As part of Mr. Rubino’s plea agreement, prosecutors read into the record statements that the FBI had taken from businessmen and politicians who had dealt with Mr. Rubino. They indicated that he had established set prices for those doing business with the county, ranging from milk supplies to the leases on court offices. Some of the money went to the county GOP.”

FROM:

The Philadelphia Inquirer

"Theodore S.a. Rubino, Long A Power In Chesco

March 12, 1989|By Rich Henson, Inquirer Staff Writer Staff writer Mark Fazlollah


Theodore S. A. Rubino, 77, a self-made millionaire and the predominant power broker in Chester County Republican politics for two decades until he was convicted of extortion in 1977, died yesterday at Bryn Mawr Hospital. He had lived in Malvern.

Mr. Rubino, who entered politics as a Malvern Borough councilman in 1955, was chairman of the Chester County Republican Party for 12 years and chairman of the county commissioners for seven.

He rose to prominence at a time when county bosses could wield considerable power, said William Lamb, the current head of the county’s GOP…..

Although Mr. Rubino had held no official position in the county GOP since 1977, his tight reins on the county’s political patronage system can still be felt.

“You need only look around the courthouse today to see how many people’s careers Ted helped,” Lamb said, adding that for the last decade Mr. Rubino ”had been a friend and an adviser.” The county GOP considered him to be the party’s chairman emeritus, Lamb said.

Senior U.S. District Judge John B. Hannum, whom Mr. Rubino succeeded as county GOP chairman in 1964, said: “He was an exceptional man and a great friend. He had been sick a long time, though, and maybe this is a blessing.”….

The son of an Italian immigrant quarry worker, origins that helped him maintain an easy rapport with the county’s rank-and-file voters, Mr. Rubino considered himself an anomaly among the fox-hunting gentry who controlled the county before him.

“This is real WASP country,” he once said. “Somehow, I just never belonged.”

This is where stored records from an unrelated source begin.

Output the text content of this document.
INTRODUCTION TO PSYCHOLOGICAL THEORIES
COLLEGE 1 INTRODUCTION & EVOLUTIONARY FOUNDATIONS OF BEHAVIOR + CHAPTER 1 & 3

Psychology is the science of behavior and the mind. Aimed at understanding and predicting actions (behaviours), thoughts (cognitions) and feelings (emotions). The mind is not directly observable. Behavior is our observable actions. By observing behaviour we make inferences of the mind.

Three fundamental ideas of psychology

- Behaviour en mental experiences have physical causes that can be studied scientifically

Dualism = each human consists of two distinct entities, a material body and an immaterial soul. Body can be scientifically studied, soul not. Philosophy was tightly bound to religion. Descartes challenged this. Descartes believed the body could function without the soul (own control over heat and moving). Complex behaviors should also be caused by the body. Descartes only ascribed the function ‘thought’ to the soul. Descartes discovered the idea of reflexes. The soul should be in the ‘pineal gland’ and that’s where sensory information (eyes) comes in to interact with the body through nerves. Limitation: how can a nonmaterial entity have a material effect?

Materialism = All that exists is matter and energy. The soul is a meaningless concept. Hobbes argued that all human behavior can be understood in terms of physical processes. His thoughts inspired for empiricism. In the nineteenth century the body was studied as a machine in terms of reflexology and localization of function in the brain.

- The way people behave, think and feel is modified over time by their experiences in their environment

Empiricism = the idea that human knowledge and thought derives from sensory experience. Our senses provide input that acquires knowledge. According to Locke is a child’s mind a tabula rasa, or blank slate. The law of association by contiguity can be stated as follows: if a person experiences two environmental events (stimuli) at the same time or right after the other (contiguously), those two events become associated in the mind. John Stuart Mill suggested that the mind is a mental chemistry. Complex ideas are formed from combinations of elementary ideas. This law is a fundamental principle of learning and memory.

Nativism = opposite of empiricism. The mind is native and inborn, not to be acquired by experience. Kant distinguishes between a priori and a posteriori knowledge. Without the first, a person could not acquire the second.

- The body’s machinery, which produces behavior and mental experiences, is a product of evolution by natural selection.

Despite never being fully accepted by the county’s Republican traditionalists, he did acquire power and wealth.

And controversy frequently followed him.

Through real estate speculation, his ownership of the Knickerbocker Landfill near Malvern and his association with a Paoli insurance firm, Mr. Rubino, a lifelong bachelor, was a millionaire by the early 1970s…..Mr. Rubino’s first public troubles began in 1970, when state officials reported that hazardous wastes had been dumped, apparently illegally, at the landfill he owned with his brother. Knickerbocker was closed for a week in 1971 but was not shut down permanently until 1979, despite efforts by local environmental groups to have it closed sooner…..

Public controversy also swirled over the state’s $1 million purchase of part of his landfill for a stretch of the Route 202 bypass.

Though the legal division of the state Department of Transportation cleared Mr. Rubino of any wrongdoing in the case, public outcry caused enough pressure that he decided not to seek re-election to his county commission post in 1975.

Still, he was re-elected that same year as party chairman without opposition.

Then, in 1977, Mr. Rubino pleaded guilty to having extorted $6,400 from architects who were awarded a $130,000 contract to convert a former West Chester hospital into a county government annex….

As part of Mr. Rubino’s plea agreement, prosecutors read into the record statements that the FBI had taken from businessmen and politicians who had dealt with Mr. Rubino. They indicated that he had established set prices for those doing business with the county, ranging from milk supplies to the leases on court offices. Some of the money went to the county GOP.

As vice president of the Huggler Insurance Agency of Paoli, Mr. Rubino also received commissions from county contracts that he personally directed to the agency."